We know it as the parable of the Good Samaritan. A familiar story, a familiar concept, even in our secular world, it suggests the powerful influence of religion on culture and society. We want to think that we can and should do good towards our neighbours, towards our fellow human beings. But we know, too, that what we want to do and even what we do is never fully complete, never fully enough. We even know at times that our efforts to do good have precisely the opposite effect. We make things worse.

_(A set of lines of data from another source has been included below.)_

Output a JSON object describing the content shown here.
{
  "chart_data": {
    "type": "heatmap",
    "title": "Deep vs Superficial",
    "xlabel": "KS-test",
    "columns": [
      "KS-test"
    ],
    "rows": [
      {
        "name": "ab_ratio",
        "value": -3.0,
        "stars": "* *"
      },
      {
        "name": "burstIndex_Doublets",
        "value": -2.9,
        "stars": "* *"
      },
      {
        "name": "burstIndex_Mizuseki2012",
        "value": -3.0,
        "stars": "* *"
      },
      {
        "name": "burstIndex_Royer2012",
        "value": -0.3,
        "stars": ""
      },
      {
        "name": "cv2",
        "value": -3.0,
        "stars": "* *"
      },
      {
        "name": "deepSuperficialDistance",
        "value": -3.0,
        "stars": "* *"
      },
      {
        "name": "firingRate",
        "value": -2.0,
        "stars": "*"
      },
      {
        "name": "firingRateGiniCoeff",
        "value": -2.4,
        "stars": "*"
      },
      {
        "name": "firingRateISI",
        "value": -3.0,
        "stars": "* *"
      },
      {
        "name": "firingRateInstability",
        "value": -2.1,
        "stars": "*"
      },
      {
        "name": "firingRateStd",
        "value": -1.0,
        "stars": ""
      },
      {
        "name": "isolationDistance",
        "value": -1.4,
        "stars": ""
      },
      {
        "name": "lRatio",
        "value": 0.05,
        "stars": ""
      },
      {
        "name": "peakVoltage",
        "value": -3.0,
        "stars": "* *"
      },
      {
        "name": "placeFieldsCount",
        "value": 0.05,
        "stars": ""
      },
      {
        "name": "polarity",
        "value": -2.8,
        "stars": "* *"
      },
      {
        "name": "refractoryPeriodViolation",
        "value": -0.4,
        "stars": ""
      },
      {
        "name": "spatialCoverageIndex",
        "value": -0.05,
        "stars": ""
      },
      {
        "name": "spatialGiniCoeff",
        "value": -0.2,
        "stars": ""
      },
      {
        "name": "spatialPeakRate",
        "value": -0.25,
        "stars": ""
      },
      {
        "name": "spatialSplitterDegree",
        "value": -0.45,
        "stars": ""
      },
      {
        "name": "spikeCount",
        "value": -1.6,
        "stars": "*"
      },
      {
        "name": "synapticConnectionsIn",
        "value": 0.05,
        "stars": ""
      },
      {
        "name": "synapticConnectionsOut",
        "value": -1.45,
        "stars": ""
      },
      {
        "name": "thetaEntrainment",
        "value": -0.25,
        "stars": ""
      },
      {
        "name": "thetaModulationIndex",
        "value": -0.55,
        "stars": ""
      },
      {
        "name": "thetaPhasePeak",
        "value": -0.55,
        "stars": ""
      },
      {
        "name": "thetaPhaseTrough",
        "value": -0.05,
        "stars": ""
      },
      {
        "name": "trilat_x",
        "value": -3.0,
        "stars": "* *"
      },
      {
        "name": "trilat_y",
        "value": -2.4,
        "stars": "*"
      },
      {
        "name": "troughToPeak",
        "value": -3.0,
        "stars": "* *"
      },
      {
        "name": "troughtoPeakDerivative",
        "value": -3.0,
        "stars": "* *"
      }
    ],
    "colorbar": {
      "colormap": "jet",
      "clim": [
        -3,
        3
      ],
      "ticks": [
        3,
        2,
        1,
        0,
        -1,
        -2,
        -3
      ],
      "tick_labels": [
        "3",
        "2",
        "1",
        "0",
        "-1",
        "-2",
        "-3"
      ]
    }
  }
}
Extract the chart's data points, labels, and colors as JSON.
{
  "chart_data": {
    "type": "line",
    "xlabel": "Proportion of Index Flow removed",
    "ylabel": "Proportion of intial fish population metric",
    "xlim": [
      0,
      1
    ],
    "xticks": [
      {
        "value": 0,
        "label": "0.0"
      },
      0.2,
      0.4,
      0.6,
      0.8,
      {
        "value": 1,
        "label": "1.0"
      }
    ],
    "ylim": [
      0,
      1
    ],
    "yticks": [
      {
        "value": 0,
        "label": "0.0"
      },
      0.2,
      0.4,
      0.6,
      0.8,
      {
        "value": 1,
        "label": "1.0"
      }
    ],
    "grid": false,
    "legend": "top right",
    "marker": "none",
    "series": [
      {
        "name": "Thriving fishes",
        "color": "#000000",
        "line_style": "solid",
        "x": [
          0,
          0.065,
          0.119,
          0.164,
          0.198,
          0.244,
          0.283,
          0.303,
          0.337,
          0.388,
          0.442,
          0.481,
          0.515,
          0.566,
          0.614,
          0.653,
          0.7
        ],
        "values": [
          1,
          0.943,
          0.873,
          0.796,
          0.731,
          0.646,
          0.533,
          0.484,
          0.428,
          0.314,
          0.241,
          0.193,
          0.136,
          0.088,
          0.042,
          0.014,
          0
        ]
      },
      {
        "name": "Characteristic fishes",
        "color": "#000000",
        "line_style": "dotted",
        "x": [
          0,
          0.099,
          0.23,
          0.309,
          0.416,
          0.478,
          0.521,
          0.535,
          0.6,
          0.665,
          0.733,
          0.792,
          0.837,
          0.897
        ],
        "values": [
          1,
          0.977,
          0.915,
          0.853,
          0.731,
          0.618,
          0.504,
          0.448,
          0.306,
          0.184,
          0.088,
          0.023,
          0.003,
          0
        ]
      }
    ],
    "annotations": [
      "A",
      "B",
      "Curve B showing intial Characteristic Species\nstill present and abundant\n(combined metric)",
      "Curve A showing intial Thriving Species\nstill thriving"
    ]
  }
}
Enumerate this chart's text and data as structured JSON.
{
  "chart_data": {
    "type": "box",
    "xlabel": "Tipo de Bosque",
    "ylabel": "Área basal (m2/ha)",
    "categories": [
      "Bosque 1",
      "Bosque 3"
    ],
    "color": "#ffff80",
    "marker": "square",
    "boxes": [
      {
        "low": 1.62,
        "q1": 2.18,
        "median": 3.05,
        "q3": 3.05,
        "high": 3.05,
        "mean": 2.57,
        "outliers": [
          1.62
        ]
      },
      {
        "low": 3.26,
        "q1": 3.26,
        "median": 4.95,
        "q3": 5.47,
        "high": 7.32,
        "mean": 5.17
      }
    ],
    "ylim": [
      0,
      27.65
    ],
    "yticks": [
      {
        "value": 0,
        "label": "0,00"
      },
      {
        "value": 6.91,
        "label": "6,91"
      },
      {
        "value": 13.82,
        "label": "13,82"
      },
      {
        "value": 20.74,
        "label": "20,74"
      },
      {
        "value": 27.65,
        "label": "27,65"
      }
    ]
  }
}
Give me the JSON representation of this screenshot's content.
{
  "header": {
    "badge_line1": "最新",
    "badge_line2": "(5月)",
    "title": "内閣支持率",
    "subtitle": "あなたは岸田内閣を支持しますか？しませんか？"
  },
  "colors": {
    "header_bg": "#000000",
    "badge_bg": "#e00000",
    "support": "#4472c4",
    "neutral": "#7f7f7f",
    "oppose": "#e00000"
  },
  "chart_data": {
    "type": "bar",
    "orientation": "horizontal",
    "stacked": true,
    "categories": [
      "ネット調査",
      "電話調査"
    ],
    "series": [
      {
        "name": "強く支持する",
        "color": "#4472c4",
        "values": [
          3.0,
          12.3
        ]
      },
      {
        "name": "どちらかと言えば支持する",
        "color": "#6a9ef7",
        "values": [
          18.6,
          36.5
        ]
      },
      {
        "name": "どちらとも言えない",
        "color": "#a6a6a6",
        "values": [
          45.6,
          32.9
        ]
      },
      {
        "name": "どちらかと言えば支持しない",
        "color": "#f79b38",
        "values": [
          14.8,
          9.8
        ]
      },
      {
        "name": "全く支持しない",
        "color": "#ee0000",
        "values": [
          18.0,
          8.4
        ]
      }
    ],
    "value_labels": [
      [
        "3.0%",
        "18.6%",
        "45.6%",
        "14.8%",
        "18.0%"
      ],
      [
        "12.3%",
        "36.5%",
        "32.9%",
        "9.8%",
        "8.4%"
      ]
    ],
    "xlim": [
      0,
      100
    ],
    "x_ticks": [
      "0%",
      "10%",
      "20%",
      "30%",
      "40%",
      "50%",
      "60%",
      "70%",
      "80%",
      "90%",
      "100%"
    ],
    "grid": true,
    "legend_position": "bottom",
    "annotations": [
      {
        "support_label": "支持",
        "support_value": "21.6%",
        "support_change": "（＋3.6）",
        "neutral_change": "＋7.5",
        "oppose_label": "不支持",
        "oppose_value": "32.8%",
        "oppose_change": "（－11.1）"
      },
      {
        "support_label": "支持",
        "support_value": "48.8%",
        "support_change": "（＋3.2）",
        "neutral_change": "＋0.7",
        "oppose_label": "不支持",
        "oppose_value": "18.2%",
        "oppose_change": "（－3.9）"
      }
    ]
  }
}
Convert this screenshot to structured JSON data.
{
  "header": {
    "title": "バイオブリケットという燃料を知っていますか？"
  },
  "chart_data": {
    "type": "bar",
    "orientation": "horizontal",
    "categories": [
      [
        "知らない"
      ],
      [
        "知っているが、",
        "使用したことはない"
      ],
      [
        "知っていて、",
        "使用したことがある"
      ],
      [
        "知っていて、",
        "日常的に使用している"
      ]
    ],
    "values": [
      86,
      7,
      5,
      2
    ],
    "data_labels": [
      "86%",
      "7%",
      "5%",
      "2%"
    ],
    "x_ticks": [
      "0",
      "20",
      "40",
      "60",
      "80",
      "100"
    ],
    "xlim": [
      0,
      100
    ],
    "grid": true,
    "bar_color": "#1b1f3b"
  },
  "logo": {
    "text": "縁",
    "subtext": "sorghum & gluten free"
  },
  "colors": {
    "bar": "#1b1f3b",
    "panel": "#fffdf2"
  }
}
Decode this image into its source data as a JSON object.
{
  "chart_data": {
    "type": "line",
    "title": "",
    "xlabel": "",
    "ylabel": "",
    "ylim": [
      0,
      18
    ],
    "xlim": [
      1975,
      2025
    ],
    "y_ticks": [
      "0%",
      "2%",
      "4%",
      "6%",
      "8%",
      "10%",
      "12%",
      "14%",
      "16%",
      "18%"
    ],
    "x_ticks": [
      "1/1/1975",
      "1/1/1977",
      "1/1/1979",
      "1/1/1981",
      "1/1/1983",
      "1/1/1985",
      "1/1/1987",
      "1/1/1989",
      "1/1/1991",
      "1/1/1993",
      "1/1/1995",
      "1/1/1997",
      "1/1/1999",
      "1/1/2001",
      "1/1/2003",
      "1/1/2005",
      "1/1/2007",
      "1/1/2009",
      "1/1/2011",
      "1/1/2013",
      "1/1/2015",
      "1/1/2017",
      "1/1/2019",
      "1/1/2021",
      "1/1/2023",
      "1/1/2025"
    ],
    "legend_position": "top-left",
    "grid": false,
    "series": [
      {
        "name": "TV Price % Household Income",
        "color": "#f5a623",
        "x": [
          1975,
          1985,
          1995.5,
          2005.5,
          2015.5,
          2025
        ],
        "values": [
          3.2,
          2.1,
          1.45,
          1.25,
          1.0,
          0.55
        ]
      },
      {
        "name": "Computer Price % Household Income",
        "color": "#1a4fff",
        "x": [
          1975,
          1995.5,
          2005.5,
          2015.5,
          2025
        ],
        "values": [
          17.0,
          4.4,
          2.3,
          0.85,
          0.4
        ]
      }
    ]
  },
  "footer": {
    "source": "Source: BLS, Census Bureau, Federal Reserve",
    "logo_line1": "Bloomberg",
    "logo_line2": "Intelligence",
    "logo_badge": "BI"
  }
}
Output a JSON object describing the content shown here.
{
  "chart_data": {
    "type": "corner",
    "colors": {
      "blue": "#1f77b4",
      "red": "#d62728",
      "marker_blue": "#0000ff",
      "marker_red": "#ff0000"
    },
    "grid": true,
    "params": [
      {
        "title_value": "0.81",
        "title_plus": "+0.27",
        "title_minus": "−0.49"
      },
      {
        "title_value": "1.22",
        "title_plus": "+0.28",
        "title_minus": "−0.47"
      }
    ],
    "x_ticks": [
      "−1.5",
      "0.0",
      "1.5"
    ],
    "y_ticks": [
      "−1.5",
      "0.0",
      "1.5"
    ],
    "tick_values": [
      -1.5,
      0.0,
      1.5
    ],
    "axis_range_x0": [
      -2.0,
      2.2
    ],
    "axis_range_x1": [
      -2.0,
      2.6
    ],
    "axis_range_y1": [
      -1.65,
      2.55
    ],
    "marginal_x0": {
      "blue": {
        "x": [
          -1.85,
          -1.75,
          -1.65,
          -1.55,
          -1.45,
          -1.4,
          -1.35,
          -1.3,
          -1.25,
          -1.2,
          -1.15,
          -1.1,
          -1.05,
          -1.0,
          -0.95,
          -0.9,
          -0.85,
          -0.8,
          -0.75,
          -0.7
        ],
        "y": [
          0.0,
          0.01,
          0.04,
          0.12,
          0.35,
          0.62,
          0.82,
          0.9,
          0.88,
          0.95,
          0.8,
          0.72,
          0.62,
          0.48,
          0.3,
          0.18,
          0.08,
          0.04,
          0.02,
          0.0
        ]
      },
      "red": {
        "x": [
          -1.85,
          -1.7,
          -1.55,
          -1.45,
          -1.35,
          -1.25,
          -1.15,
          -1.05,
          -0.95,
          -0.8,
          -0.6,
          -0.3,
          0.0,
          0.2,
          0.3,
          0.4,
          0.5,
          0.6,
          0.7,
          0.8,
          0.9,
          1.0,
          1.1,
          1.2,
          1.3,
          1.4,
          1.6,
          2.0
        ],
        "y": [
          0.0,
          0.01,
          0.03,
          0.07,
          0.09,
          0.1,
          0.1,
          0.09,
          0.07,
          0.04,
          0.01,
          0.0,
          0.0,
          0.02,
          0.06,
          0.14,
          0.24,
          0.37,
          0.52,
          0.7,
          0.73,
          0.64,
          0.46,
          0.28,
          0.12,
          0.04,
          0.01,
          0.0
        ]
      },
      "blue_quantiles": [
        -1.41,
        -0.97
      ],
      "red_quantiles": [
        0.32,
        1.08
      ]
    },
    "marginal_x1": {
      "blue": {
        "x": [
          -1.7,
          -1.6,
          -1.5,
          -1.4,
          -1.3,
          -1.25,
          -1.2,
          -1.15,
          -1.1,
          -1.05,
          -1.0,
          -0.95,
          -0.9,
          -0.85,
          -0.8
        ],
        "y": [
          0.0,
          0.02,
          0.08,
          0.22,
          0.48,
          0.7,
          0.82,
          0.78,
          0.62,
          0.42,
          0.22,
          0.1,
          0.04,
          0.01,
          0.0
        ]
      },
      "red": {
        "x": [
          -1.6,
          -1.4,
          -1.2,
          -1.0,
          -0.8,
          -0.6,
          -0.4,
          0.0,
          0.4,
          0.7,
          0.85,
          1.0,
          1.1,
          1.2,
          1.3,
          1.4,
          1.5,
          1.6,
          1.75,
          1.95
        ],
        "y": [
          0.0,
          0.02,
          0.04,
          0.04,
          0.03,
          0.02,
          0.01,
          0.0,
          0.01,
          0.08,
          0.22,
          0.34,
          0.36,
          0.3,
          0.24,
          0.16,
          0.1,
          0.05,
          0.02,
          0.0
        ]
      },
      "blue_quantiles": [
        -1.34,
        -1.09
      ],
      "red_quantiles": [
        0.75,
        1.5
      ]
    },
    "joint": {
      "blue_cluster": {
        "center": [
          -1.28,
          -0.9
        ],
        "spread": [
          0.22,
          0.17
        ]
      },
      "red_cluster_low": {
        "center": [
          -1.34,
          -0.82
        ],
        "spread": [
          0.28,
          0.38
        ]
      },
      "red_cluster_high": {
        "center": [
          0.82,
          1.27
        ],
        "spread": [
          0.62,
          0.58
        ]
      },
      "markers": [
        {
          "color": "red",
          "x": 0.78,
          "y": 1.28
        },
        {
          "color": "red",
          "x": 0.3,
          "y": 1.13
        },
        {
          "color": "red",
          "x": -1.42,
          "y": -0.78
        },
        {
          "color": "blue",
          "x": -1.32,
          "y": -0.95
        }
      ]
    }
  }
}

Such reflections do not take away from the power and the truth of the parable of the Good Samaritan. Quite the opposite. They help to make us think more deeply about the Good and to realize that the power of doing good does not simply come from us. It is really altogether about God in us, not as if we are merely ‘passive vessels,’ but as moving our hearts and minds as active agents towards certain actions that arise from a certain kind of thinking. In a way, the parable is more about a certain attitude of mind that is needed in us and which is illustrated so beautifully, so powerfully, and so poignantly in the parable which Jesus tells.
What we see is the radical nature of love itself, the love that is God himself and God in us without which we are not lovely and without which we can only ‘look and pass by’ those in need. The divine love moving in us allows us in the journey of our own lives to come near to those in distress. It allows to see, to have compassion and to act. But it does not allow us the presumption to think that it is all our doing or that we have all the answers to the world’s problems. The parable of the Good Samaritan teaches us about what I would call, the humility of compassion.
What that entails is the realization that we ourselves are like that “certain man who went down from Jerusalem to Jericho, and fell among thieves, which stripped him of his raiment, and wounded him, and departed, leaving him half dead”. And we ourselves are like that “certain Priest” and “Levite” who “look and pass by”. But we are also to be like that “certain Samaritan” who, “as he journeyed, came where he was; and when he saw him, he had compassion on him.” In other words, we ourselves are in this parable in every way both in our intentions and actions and our sufferings and failings. Yet we are called to be compassionate towards one another, both the stranger and the friend, because of the divine compassion which has been bestowed upon us. That is the deeper meaning of the parable, I think, and the only way in which we can understand it in relation to the questions which precede it.